Our recent study[ii] reveals that financial inclusion through PMJDY wasn’t just a win for the underserved; it was also a win for the banking system itself. By analyzing data from 38 Indian banks between 2015 and 2021, we uncovered a clear connection between financial inclusion and improved bank stability. The results were striking, with particular emphasis on the outsized impact of rural financial inclusion on overall bank stability. One of the most important findings was how expanding access in rural areas contributed significantly to the resilience of banks.
Banks with more PMJDY accounts, especially in rural areas, were consistently healthier, away from financial distress, maintained stronger low-cost deposit bases, and faced lower risks of bad loans. Rural branches often struggled with liquidity; this was a game-changer under the PMJDY. Rural India played a transformative role by making the system more resilient during economic fluctuations.
A Quiet Revolution with National and Global Lessons
The Government should strengthen the Public Sector Banks (PSBs) which emerged as leaders in translating financial inclusion into institutional stability.

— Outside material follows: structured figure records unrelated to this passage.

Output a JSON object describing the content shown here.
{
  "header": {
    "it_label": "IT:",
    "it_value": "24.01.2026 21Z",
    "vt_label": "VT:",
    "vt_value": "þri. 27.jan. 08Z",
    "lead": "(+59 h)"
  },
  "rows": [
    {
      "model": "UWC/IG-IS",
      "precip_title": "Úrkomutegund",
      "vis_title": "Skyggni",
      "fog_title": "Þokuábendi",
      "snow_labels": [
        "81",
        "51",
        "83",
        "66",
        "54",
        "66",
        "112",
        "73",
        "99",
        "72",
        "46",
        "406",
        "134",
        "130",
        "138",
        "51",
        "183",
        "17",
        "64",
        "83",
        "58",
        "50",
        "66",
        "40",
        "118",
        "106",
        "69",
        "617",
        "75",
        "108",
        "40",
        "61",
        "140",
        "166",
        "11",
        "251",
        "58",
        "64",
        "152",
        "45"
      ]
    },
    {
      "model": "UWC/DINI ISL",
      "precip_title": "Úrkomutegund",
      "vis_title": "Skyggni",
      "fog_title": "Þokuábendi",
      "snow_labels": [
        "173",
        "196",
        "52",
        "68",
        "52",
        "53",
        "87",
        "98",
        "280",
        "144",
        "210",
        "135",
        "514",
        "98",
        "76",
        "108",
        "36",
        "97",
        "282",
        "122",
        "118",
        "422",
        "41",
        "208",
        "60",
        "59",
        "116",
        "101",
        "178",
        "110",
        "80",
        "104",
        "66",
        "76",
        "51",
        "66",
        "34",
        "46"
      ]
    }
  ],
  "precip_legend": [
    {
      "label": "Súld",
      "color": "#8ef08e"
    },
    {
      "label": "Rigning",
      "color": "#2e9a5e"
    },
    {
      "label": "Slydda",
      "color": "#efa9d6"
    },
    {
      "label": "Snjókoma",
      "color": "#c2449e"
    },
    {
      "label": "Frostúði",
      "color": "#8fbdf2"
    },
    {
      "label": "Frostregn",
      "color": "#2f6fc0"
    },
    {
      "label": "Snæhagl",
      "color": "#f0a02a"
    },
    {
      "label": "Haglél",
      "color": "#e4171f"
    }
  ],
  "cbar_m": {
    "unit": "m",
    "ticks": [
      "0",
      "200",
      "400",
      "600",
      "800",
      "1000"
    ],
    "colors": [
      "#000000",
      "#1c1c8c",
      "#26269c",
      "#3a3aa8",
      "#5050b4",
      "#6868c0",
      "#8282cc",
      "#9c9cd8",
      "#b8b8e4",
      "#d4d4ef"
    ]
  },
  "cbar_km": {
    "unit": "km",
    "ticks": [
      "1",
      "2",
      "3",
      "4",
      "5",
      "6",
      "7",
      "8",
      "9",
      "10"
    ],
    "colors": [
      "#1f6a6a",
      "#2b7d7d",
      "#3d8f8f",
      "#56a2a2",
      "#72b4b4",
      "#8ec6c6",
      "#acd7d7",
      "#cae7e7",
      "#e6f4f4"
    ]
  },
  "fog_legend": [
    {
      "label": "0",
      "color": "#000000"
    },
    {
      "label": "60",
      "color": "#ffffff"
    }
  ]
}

Despite opening more Jan Dhan accounts than private banks, PSBs showed improvements in key stability metrics like CASA ratios. This study challenges us to rethink financial inclusion, not just as a moral or developmental goal, but as smart banking strategy. By increasing participation in the formal financial system, programs like PMJDY reduce risk for banks, build stability, and strengthen the broader economy.
India’s success offers valuable insights for other nations facing inequality and fragile banking systems. The message is clear: inclusion isn’t just about empowering households; it’s about fortifying the institutions that serve them.